The retirements threaten “several billions of dollars of recent investments in existing coal-fired facilities in Virginia and West Virginia that Virginia ratepayers have only begun to pay off. Much of this investment has been constructed to comply with EPA consent decrees on which the ink is hardly dry,” staff wrote.

Staff also claims the regulation would impose more stringent emission requirements on existing generators than the EPA is requiring in a separate standard for new generation.

While existing plants in Virginia will eventually be limited to 810 lbs./MWh, new coal plants, built with the best available carbon-capture technology, are limited to 1,000-1,050 (depending on the size), while new natural gas plants are limited to 1,100.

“It would be hard to imagine the EPA advancing such a proposal in areas that are more familiar to everyday life,” SCC staff said. “Would it be rational to require the current owners of automobiles or lawnmowers throughout Virginia, for example, to meet an emission standard that is 26% more stringent than required for the production of new cars or lawnmowers that must use the best available technology?

“Turning regulation on its head in this way — requiring older, but still useful equipment to meet a standard that the EPA admits cannot be achieved even by entirely new equipment — is a recipe for stranding prior investments and requiring significant additional investment.”

Reliability Impact

SCC staff said that they analyzed Dominion’s 2013 integrated resource plan as a reference to estimate the cost of complying with the EPA’s rule. One of two scenarios in the IRP, the Fuel Diversity Plan, calls for the addition of a third unit at the utility’s North Anna nuclear plant. (See SCC: Dominion IRP Lacks Analysis of Nuclear Plans.)

This plan would allow the state to meet its 2030 goal, the SCC staff said, but they altered it to include 69 MW of wind generation and more coal plant retirements than originally called for to meet the interim 2020 goal.

“These retirements are of grave concern because the power plants involved are used today to ensure reliable service to Virginia customers, have years of useful life remaining and cannot be replaced overnight or without regard for impacts on the electric system,” staff said.

Staff said the regulations set “generic and unsupported expectations of levels” of renewable generation and energy efficiency that “are extremely ambitious, almost certainly unachievable and uneconomic under traditional standards.”

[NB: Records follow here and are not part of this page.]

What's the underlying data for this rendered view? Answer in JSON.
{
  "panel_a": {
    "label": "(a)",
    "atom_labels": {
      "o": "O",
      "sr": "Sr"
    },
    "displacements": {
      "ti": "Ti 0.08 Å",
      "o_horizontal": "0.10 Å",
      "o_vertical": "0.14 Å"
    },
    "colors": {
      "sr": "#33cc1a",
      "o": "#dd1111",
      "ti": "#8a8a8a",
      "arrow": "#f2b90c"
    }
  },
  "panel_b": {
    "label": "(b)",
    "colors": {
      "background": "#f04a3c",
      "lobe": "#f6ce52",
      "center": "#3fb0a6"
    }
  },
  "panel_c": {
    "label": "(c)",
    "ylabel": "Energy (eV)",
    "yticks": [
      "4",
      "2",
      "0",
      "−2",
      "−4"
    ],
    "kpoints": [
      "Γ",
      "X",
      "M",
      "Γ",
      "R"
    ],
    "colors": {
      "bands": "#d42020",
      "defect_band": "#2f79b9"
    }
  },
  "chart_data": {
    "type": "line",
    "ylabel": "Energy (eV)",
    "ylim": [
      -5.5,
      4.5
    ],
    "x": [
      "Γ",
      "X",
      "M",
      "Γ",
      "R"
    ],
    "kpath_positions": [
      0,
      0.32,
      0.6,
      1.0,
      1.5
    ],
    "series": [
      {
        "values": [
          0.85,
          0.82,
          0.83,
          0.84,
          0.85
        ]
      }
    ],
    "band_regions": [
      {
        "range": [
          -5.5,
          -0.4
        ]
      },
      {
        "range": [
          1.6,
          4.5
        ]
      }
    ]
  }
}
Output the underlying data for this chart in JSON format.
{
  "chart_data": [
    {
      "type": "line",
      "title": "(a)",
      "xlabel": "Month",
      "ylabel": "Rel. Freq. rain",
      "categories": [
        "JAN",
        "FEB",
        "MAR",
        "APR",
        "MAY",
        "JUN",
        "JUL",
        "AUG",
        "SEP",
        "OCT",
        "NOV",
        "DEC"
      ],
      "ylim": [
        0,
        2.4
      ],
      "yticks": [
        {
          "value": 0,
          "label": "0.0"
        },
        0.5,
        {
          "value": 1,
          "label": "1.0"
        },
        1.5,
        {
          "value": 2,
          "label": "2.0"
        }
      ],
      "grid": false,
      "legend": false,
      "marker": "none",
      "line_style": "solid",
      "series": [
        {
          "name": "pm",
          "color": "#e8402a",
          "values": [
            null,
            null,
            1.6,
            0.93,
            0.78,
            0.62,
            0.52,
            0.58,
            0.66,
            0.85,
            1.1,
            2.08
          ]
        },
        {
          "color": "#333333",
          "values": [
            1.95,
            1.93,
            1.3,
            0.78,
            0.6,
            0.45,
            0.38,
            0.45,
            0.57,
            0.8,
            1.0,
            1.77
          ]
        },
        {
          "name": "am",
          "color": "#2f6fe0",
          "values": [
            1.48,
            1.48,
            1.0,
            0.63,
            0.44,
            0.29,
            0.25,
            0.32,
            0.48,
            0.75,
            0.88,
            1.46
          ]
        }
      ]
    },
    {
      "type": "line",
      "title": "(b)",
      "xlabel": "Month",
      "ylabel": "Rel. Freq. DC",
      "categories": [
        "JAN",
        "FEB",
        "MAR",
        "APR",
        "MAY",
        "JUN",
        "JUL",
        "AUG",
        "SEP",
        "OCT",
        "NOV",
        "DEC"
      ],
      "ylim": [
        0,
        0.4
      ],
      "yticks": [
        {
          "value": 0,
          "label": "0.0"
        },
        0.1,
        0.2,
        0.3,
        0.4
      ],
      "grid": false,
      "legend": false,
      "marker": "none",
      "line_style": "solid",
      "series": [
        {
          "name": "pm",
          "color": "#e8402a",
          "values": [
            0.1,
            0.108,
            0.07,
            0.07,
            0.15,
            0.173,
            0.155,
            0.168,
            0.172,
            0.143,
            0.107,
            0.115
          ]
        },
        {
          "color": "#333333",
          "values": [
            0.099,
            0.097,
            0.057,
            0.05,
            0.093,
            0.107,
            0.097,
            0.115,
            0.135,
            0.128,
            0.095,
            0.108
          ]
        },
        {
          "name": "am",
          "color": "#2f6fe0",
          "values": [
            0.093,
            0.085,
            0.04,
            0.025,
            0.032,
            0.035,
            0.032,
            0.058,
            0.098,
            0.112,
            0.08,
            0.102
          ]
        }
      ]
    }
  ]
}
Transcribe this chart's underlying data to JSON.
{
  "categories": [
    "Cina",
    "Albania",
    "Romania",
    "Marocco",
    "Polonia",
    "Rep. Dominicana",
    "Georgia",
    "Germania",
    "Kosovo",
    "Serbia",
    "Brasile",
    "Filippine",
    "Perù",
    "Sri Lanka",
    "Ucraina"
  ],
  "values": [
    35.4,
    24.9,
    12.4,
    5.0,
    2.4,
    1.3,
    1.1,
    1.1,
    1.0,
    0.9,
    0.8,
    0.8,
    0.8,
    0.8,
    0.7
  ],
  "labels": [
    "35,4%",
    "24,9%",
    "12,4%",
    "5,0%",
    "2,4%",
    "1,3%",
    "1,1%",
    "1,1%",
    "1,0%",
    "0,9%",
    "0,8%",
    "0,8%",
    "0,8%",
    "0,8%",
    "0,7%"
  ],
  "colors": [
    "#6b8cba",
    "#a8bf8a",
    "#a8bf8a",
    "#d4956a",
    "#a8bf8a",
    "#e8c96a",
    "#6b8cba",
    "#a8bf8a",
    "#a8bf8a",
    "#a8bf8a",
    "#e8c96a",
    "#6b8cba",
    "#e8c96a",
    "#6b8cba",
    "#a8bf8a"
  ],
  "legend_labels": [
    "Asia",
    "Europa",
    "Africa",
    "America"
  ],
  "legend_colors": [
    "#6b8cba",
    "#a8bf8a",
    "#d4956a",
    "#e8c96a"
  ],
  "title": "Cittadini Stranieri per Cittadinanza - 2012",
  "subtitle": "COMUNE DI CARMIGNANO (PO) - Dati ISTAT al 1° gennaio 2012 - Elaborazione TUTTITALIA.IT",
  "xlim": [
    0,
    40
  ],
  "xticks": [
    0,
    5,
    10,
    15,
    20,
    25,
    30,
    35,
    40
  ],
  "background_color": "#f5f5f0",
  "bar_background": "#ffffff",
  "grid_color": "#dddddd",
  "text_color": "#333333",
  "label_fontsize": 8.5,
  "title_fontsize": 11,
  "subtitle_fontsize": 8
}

Enviros: SCC Staff ‘Playing Politics’

Several environmental groups, however, criticized SCC staff’s assertions as inaccurate.

“The SCC staff analysis is just plain wrong,” said Glen Besa, director of the Sierra Club’s Virginia Chapter. “They’re playing politics with climate change science and they have no business doing that, and they’re bringing discredit on the commission.”

“The SCC staff crossed the line in their hastily submitted comments to EPA and I think they’ll ultimately regret that mistake,” said Dawone Robinson, the Chesapeake Climate Action Network’s Virginia policy director. “I think they misread the rule.”

Specifically, Robinson questioned the use of Dominion’s Fuel Diversity Plan as a way to comply with the regulations.

“SCC staff seems to suggest that in order to comply with the Clean Power Plan, Virginia needs to invest in a third nuclear reactor at North Anna, and that simply isn’t the case,” Robinson said. “Additionally, many of the coal plant retirements and natural gas conversions that the SCC staff suggests will hamper the state … were proposed by the utility before the Clean Power Plan was even released.”

Robinson’s comments echo those made by Cale Jaffe, director of the Southern Environmental Law Center’s Virginia office, to The Richmond Times-Dispatch.

“It appears the staff has misread the rule,” Jaffe said. “Analyses that we have reviewed show that Virginia is already 80% of the way to meeting Virginia’s carbon pollution target under the Clean Power Plan.

“Almost all of those reductions are coming from coal plant retirements and natural gas conversions that the utilities put in place long before the Clean Power Plan was even released.”

The EPA, which will be accepting comments on the proposed rule through Dec. 1, will issue the final rule in June 2015.